BSNL charges around Rs 2.20 per minute for a long-distance call, while it costs Rs 1.20-Rs 1.30 to complete the call, including the cost of carrying the calls across the long-distance network and the 30 paise access deficit charge (ADC) that is levied on all domestic long-distance traffic. The remaining rupee is used by BSNL to subsidise its local call business. In other words, once the new rupee per minute rate comes into effect, long-distance traffic will have to grow dramatically for BSNL to be able to continue to make the kind of money it has been doing till now. BSNL's hope is that, between the higher long-distance traffic and the increased rentals from those who opt for the One India plan, it will be revenue-neutral. Of course, the actual losses will depend upon how many people eventually opt for the One India plan.

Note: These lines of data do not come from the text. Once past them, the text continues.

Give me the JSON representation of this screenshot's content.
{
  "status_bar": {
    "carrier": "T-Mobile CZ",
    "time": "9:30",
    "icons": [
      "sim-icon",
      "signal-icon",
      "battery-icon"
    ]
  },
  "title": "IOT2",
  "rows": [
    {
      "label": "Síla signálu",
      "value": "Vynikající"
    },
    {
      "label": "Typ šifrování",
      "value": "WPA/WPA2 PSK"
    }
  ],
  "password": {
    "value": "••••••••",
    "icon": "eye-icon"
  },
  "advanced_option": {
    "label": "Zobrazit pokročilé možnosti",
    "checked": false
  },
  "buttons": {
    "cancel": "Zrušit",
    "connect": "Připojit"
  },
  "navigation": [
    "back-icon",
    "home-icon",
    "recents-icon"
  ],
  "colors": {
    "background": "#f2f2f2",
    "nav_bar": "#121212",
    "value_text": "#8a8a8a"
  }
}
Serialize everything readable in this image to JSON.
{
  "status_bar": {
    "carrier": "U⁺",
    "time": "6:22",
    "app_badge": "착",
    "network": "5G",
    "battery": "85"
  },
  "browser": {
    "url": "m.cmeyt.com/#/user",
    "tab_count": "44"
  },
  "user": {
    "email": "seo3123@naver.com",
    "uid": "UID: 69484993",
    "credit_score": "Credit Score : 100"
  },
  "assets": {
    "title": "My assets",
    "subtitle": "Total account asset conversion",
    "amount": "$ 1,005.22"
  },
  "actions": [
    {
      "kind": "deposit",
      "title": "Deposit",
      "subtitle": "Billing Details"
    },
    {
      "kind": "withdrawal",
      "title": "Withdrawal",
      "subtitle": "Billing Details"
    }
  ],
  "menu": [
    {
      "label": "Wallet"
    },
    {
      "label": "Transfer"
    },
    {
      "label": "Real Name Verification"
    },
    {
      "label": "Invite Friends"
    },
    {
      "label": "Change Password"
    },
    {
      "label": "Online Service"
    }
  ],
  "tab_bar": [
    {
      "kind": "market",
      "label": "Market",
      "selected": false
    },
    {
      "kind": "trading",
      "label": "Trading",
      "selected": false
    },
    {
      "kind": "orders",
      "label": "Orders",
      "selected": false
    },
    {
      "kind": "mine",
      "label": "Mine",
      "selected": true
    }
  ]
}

The other problem with the new scheme is that, once again, it takes away the power of the regulator and of the telecom firms and puts it back where it used to be before reforms began, in the hands of the telecom minister. Since all tariffs are dependent upon the regulator, a truly independent BSNL/MTNL would have waited for TRAI's detailed Interconnect Usage Charges order that would have specified the ADC as well as the termination and carriage charges that are paid to other telecom networks when calls are routed to them, and then done their maths on what the appropriate tariff would be. Now, when the TRAI comes out with its IUC order, it will willy-nilly have to ensure that it conforms to the calculations that BSNL/MTNL have assumed while doing their maths. The crux of the issue is that, while long-distance tariffs have so far subsidised local calls, any reduction in long-distance tariffs can happen only when local call rates are hiked. It is not clear if One India has fully achieved this objective through hiking monthly rentals. If it has not, there can be no doubt that the balance will have to be made good through hiking the ADC that is levied on all long-distance traffic and then handed over to BSNL to subsidise its below-cost operations. In which case, customers could end up paying for One India through another route.